Intervention de Gérald Darmanin

Séance en hémicycle du vendredi 20 novembre 2020 à 15h00
Sécurité globale — Article 24 (appelé par priorité)

Gérald Darmanin, ministre :

Je comprends la question de Mme Dumas, car nous nous la sommes également posée. Combien de fois me m'a-t-on pas dit que je n'avais qu'à faire mon boulot ! Au passage, je comprends aujourd'hui que La France insoumise souhaite que je mène davantage d'actions au ministère de l'intérieur : ce n'est pas tout à fait ce que j'avais retenu de leurs interventions publiques ces derniers mois, mais je suivrai ce conseil… Quoi qu'il en soit, il y a bien, dans la section 2 du code pénal intitulée « Des menaces et actes d'intimidation commis contre les personnes exerçant une fonction publique », un article 433-3 qui dispose que « Est punie de trois ans d'emprisonnement et de 45 000 euros d'amende la menace de commettre un crime ou un délit contre les personnes ou les biens proférée à l'encontre d'une personne investie d'un mandat électif public, d'un magistrat, d'un juré, d'un avocat, d'un officier public ou ministériel, d'un militaire de la gendarmerie nationale, d'un fonctionnaire de la police nationale » etc.

Madame Dumas, vous demandez pourquoi cet article ne s'appliquerait pas aux faits que je dénonce et pourquoi il faudrait inventer une nouvelle incrimination.

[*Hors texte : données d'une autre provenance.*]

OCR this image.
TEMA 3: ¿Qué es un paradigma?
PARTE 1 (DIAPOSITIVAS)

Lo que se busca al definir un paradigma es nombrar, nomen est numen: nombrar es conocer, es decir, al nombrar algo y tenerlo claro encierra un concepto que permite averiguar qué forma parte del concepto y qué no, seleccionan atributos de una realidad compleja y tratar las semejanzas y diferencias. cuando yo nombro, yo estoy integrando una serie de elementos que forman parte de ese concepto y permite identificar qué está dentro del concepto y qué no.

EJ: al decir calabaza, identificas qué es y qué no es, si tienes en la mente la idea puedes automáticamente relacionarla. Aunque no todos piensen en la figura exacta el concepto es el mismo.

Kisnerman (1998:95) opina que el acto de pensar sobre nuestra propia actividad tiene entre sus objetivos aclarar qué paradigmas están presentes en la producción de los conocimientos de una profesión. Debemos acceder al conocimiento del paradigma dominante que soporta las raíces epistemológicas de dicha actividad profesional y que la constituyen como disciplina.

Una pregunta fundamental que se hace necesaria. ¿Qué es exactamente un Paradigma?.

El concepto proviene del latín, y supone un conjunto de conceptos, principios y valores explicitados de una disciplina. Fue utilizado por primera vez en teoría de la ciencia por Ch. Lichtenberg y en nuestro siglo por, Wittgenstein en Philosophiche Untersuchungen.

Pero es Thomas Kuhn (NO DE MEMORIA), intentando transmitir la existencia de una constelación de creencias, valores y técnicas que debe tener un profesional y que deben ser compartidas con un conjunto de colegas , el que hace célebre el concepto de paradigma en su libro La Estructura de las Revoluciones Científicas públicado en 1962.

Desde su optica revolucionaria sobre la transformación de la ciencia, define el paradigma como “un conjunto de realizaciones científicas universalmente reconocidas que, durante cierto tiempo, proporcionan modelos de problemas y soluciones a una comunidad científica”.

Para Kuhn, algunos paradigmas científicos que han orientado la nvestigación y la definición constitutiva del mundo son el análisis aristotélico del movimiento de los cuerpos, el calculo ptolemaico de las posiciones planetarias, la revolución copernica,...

Mais c'est tout le problème : lorsque nous souhaitons – y compris moi, en tant que patron de l'administration – aider les policiers menacés par la diffusion des messages que j'ai évoqués, ou montrés du doigt sur le site Copwatch, nous ne pouvons rien faire. Monsieur Larrivé, il me semble vous serviez le ministre de l'intérieur qui disait, en 2011, que le site Copwatch était totalement scandaleux et qu'aucune arme ne permettait de le faire fermer. En effet le projet Copwatch est international, et ancien. Cela fait longtemps que les policiers sont menacés et que personne ne leur apporte de protection juridique, car la « menace de commettre un crime ou un délit » ne s'applique pas dans le cas de Copwatch ni pour les posts Facebook : il ne s'agit pas de menaces, mais de la diffusion d'éléments personnels, ce qui ne suffit pas pour ouvrir une enquête et faire condamner ces personnes.

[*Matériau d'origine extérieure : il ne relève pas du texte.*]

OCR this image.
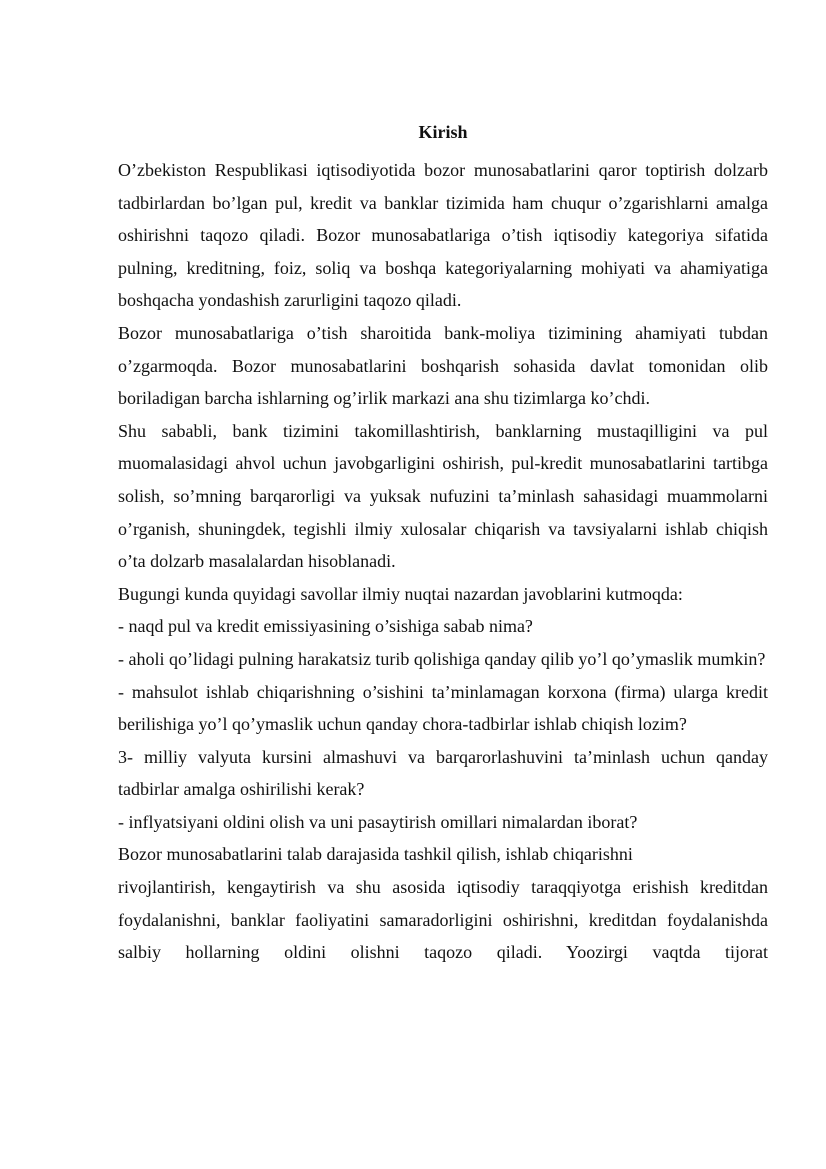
Kirish

O’zbekiston Respublikasi iqtisodiyotida bozor munosabatlarini qaror toptirish dolzarb tadbirlardan bo’lgan pul, kredit va banklar tizimida ham chuqur o’zgarishlarni amalga oshirishni taqozo qiladi. Bozor munosabatlariga o’tish iqtisodiy kategoriya sifatida pulning, kreditning, foiz, soliq va boshqa kategoriyalarning mohiyati va ahamiyatiga boshqacha yondashish zarurligini taqozo qiladi.

Bozor munosabatlariga o’tish sharoitida bank-moliya tizimining ahamiyati tubdan o’zgarmoqda. Bozor munosabatlarini boshqarish sohasida davlat tomonidan olib boriladigan barcha ishlarning og’irlik markazi ana shu tizimlarga ko’chdi.

Shu sababli, bank tizimini takomillashtirish, banklarning mustaqilligini va pul muomalasidagi ahvol uchun javobgarligini oshirish, pul-kredit munosabatlarini tartibga solish, so’mning barqarorligi va yuksak nufuzini ta’minlash sahasidagi muammolarni o’rganish, shuningdek, tegishli ilmiy xulosalar chiqarish va tavsiyalarni ishlab chiqish o’ta dolzarb masalalardan hisoblanadi.

Bugungi kunda quyidagi savollar ilmiy nuqtai nazardan javoblarini kutmoqda:

- naqd pul va kredit emissiyasining o’sishiga sabab nima?

- aholi qo’lidagi pulning harakatsiz turib qolishiga qanday qilib yo’l qo’ymaslik mumkin?

- mahsulot ishlab chiqarishning o’sishini ta’minlamagan korxona (firma) ularga kredit berilishiga yo’l qo’ymaslik uchun qanday chora-tadbirlar ishlab chiqish lozim?

3- milliy valyuta kursini almashuvi va barqarorlashuvini ta’minlash uchun qanday tadbirlar amalga oshirilishi kerak?

- inflyatsiyani oldini olish va uni pasaytirish omillari nimalardan iborat?

Bozor munosabatlarini talab darajasida tashkil qilish, ishlab chiqarishni

rivojlantirish, kengaytirish va shu asosida iqtisodiy taraqqiyotga erishish kreditdan foydalanishni, banklar faoliyatini samaradorligini oshirishni, kreditdan foydalanishda salbiy hollarning oldini olishni taqozo qiladi. Yoozirgi vaqtda tijorat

La question qui peut alors se poser, pour répondre à Mme Forteza, au cas où ma réponse à Mme Vichnievsky n'aurait pas suffi, est légitime : faut-il légiférer et prendre le risque de créer une nouvelle incrimination dans le code pénal ? Ce n'est pas un mauvais débat. Faire cela, c'est augmenter la présence de l'État, de la justice et du droit dans la vie des citoyens. D'où finalement une autre question : où est la limite de la liberté d'expression ? C'est un débat qu'entretiennent les parlementaires depuis la Révolution. La liberté d'expression est très importante, mais elle n'est pas sans limite.